Union of Orthodox Jewish Congregations Critiques Administration Denial of Expanded Exemption for Religious Entities’ Liberties in Health Insurance Plans; Calls on Congress to Redress through Legislation


Today, the Union of Orthodox Jewish Congregations of America – the nation’s largest Orthodox Jewish umbrella organization – criticized the decision announced late last Friday by the U.S. Department of Health & Human Services denying requests to respect the conscience of religiously affiliated organizations in what benefits they are compelled to provide in their employees’ health insurance plans.

The Affordable Care Act requires that employer-provided health insurance plans must include contraception and related “preventative” services to employees free of charge.  The law provides an exemption from this requirement to houses of worship and other religious institutions whose primary purpose is religious.

A diverse coalition of religious groups and institutions petitioned the Administration to expand this exemption to include a broader spectrum of religiously affiliated institutions.  On Friday, the Obama Administration declined this request and ruled that, after one year, religious entities that employ people of other faiths on their staff or provides services to people of other faiths must include contraception and other preventative services in their employee insurance plans.

OU Executive Director for Public Policy Nathan Diament issued the following statement commenting on the Administration action:

In declining to expand the religious exemption within the healthcare reform law, the Obama Administration has disappointingly failed to respect the needs of religious organizations such as hospitals, social welfare organizations and more.
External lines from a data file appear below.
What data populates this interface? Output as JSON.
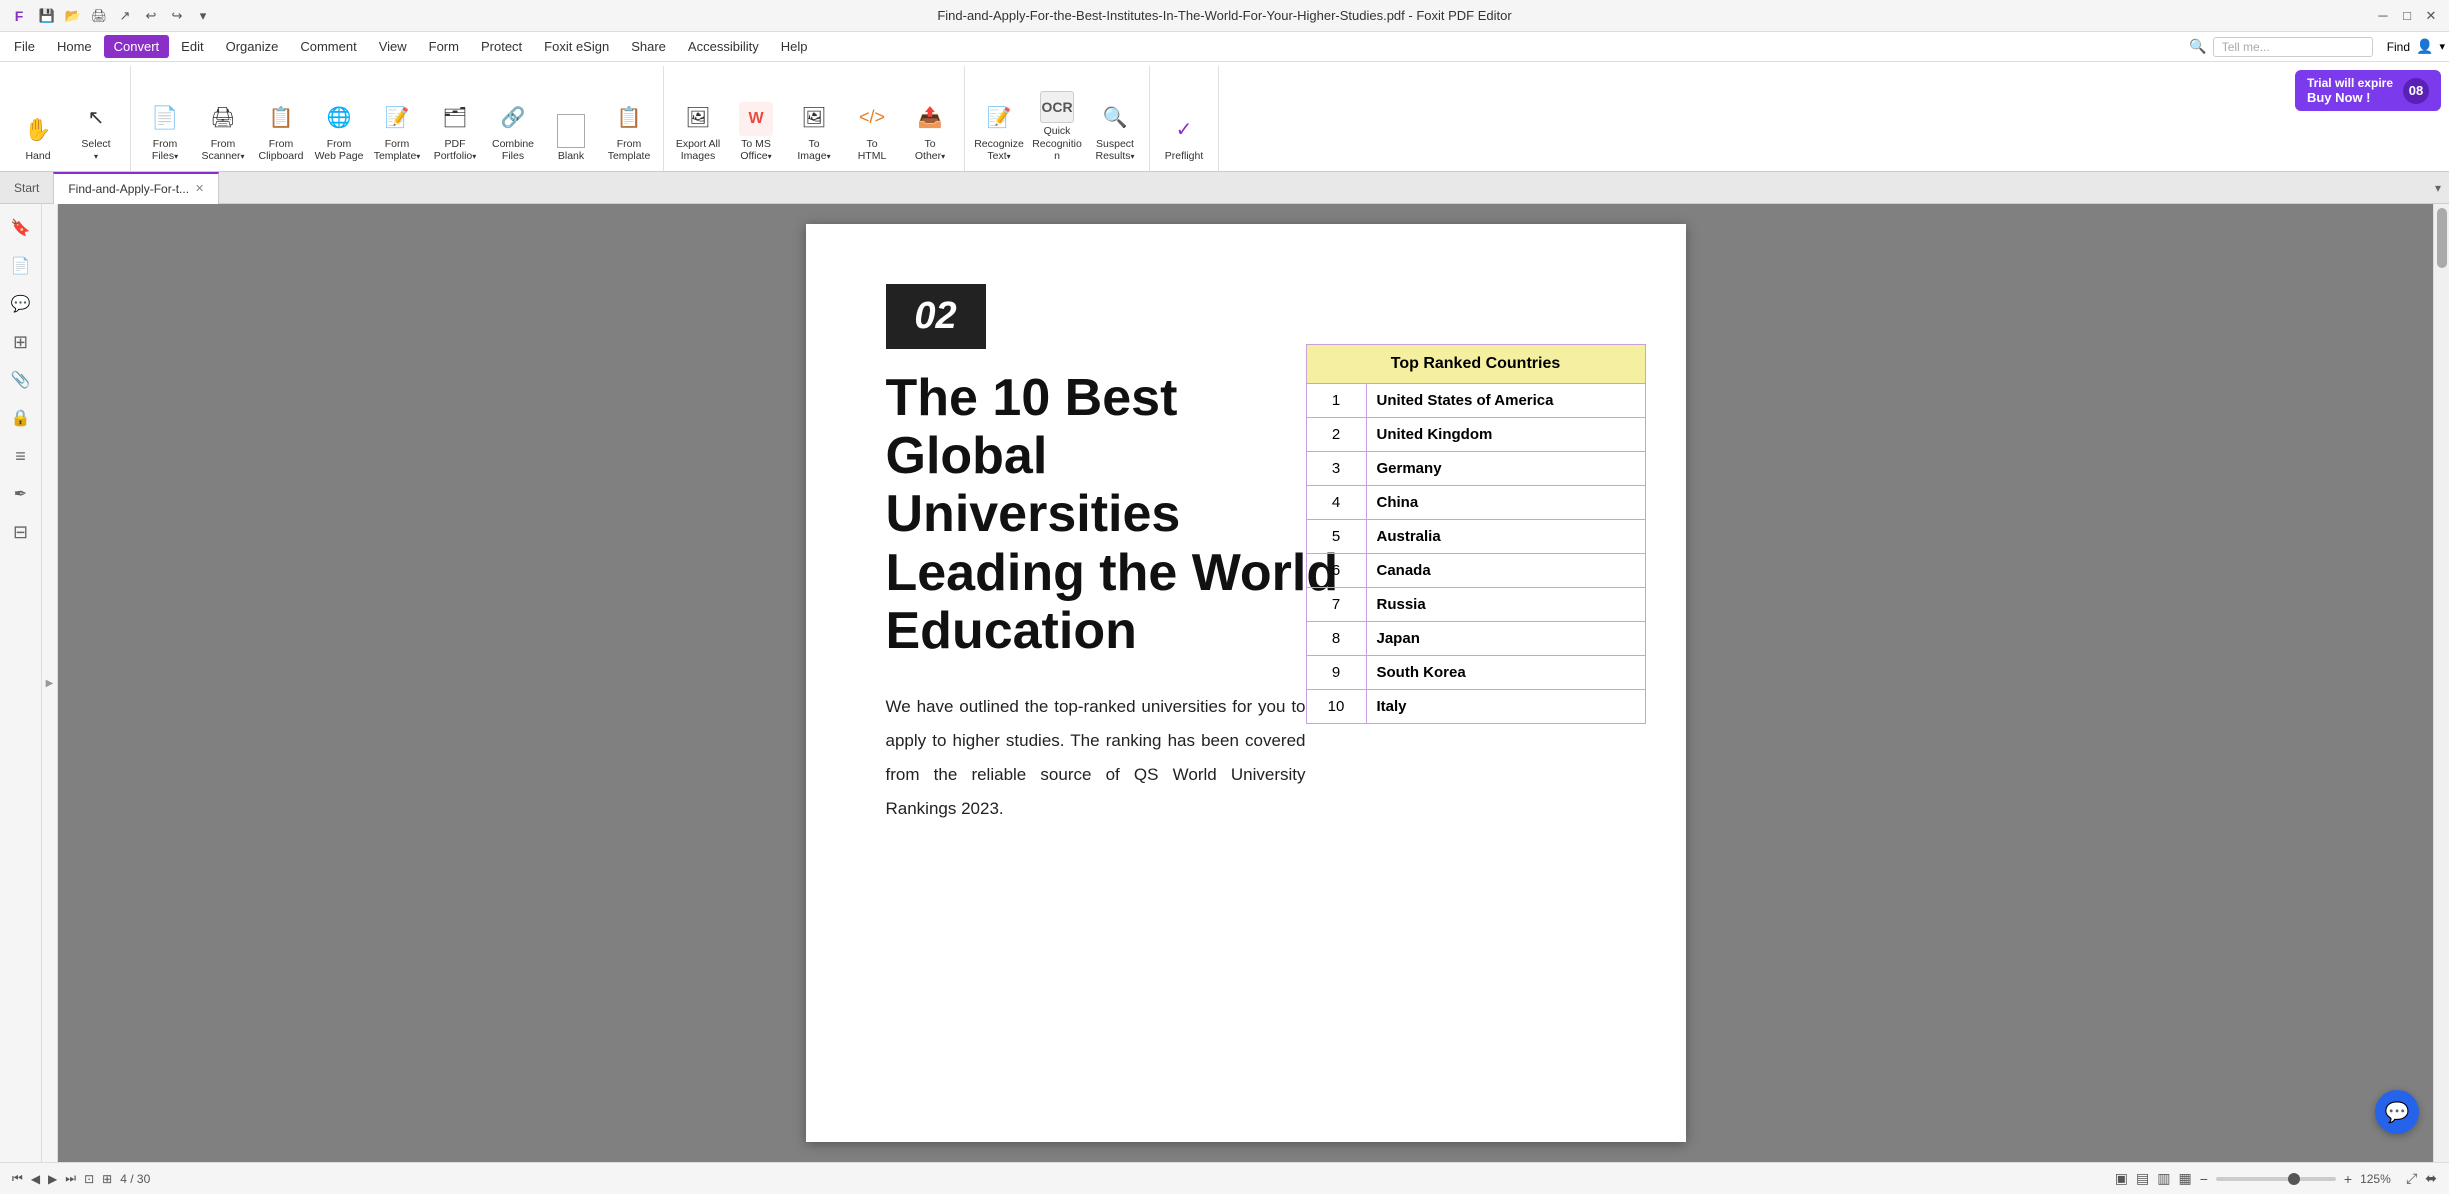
{
  "app": {
    "title": "Find-and-Apply-For-the-Best-Institutes-In-The-World-For-Your-Higher-Studies.pdf - Foxit PDF Editor",
    "window_controls": [
      "minimize",
      "maximize",
      "close"
    ]
  },
  "quick_access": {
    "icons": [
      "save",
      "open",
      "print",
      "share",
      "undo",
      "redo",
      "customize"
    ]
  },
  "menu": {
    "items": [
      "File",
      "Home",
      "Convert",
      "Edit",
      "Organize",
      "Comment",
      "View",
      "Form",
      "Protect",
      "Foxit eSign",
      "Share",
      "Accessibility",
      "Help"
    ],
    "active": "Convert"
  },
  "ribbon": {
    "groups": [
      {
        "name": "select-group",
        "buttons": [
          {
            "id": "hand-btn",
            "label": "Hand",
            "icon": "✋",
            "has_arrow": false
          },
          {
            "id": "select-btn",
            "label": "Select",
            "icon": "↖",
            "has_arrow": true
          }
        ]
      },
      {
        "name": "from-group",
        "buttons": [
          {
            "id": "from-files-btn",
            "label": "From Files",
            "icon": "📄",
            "has_arrow": true
          },
          {
            "id": "from-scanner-btn",
            "label": "From Scanner",
            "icon": "🖨",
            "has_arrow": true
          },
          {
            "id": "from-clipboard-btn",
            "label": "From Clipboard",
            "icon": "📋",
            "has_arrow": false
          },
          {
            "id": "from-webpage-btn",
            "label": "From Web Page",
            "icon": "🌐",
            "has_arrow": false
          },
          {
            "id": "form-btn",
            "label": "Form Template",
            "icon": "📝",
            "has_arrow": true
          },
          {
            "id": "pdf-portfolio-btn",
            "label": "PDF Portfolio",
            "icon": "🗂",
            "has_arrow": true
          },
          {
            "id": "combine-files-btn",
            "label": "Combine Files",
            "icon": "🔗",
            "has_arrow": false
          },
          {
            "id": "blank-btn",
            "label": "Blank",
            "icon": "⬜",
            "has_arrow": false
          },
          {
            "id": "from-template-btn",
            "label": "From Template",
            "icon": "📋",
            "has_arrow": false
          }
        ]
      },
      {
        "name": "export-group",
        "buttons": [
          {
            "id": "export-all-images-btn",
            "label": "Export All Images",
            "icon": "🖼",
            "has_arrow": false
          },
          {
            "id": "to-ms-office-btn",
            "label": "To MS Office",
            "icon": "W",
            "has_arrow": true
          },
          {
            "id": "to-image-btn",
            "label": "To Image",
            "icon": "🖼",
            "has_arrow": true
          },
          {
            "id": "to-html-btn",
            "label": "To HTML",
            "icon": "🌐",
            "has_arrow": false
          },
          {
            "id": "to-other-btn",
            "label": "To Other",
            "icon": "📤",
            "has_arrow": true
          }
        ]
      },
      {
        "name": "ocr-group",
        "buttons": [
          {
            "id": "recognize-text-btn",
            "label": "Recognize Text",
            "icon": "T",
            "has_arrow": true
          },
          {
            "id": "quick-recognition-btn",
            "label": "Quick Recognition",
            "icon": "⚡",
            "has_arrow": false
          },
          {
            "id": "suspect-results-btn",
            "label": "Suspect Results",
            "icon": "🔍",
            "has_arrow": true
          }
        ]
      },
      {
        "name": "preflight-group",
        "buttons": [
          {
            "id": "preflight-btn",
            "label": "Preflight",
            "icon": "✓",
            "has_arrow": false
          }
        ]
      }
    ],
    "trial_badge": {
      "line1": "Trial will expire",
      "line2": "Buy Now !",
      "number": "08"
    },
    "search": {
      "placeholder": "Tell me..."
    },
    "find_label": "Find"
  },
  "tabs": {
    "items": [
      {
        "id": "start-tab",
        "label": "Start",
        "active": false,
        "closable": false
      },
      {
        "id": "doc-tab",
        "label": "Find-and-Apply-For-t...",
        "active": true,
        "closable": true
      }
    ]
  },
  "sidebar": {
    "icons": [
      {
        "id": "bookmark-icon",
        "glyph": "🔖"
      },
      {
        "id": "pages-icon",
        "glyph": "📄"
      },
      {
        "id": "comments-icon",
        "glyph": "💬"
      },
      {
        "id": "layers-icon",
        "glyph": "⊞"
      },
      {
        "id": "attachments-icon",
        "glyph": "📎"
      },
      {
        "id": "security-icon",
        "glyph": "🔒"
      },
      {
        "id": "fields-icon",
        "glyph": "≡"
      },
      {
        "id": "signatures-icon",
        "glyph": "✒"
      },
      {
        "id": "compare-icon",
        "glyph": "⊟"
      }
    ]
  },
  "document": {
    "page_number_display": "02",
    "title_line1": "The 10 Best",
    "title_line2": "Global Universities",
    "title_line3": "Leading the World",
    "title_line4": "Education",
    "body_text": "We have outlined the top-ranked universities for you to apply to higher studies. The ranking has been covered from the reliable source of QS World University Rankings 2023.",
    "table": {
      "header": "Top Ranked Countries",
      "rows": [
        {
          "rank": "1",
          "country": "United States of America"
        },
        {
          "rank": "2",
          "country": "United Kingdom"
        },
        {
          "rank": "3",
          "country": "Germany"
        },
        {
          "rank": "4",
          "country": "China"
        },
        {
          "rank": "5",
          "country": "Australia"
        },
        {
          "rank": "6",
          "country": "Canada"
        },
        {
          "rank": "7",
          "country": "Russia"
        },
        {
          "rank": "8",
          "country": "Japan"
        },
        {
          "rank": "9",
          "country": "South Korea"
        },
        {
          "rank": "10",
          "country": "Italy"
        }
      ]
    }
  },
  "status_bar": {
    "page_nav": "4 / 30",
    "view_icons": [
      "single",
      "double",
      "two-page",
      "continuous"
    ],
    "zoom_minus": "−",
    "zoom_plus": "+",
    "zoom_level": "125%",
    "fit_page": "⤢",
    "fit_width": "⬌"
  }
}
Most troubling, is the Administration’s underlying rationale for its decision, which appears to be a view that if a religious entity is not insular, but engaged with broader society, it loses its “religious” character and liberties.  Many faiths firmly believe in being open to and engaged with broader society and fellow citizens of other faiths.  The Administration’s ruling makes the price of such an outward approach the violation of an organization’s religious principles.  This is deeply disappointing.  The Orthodox Union will support legislation in Congress to reverse this policy.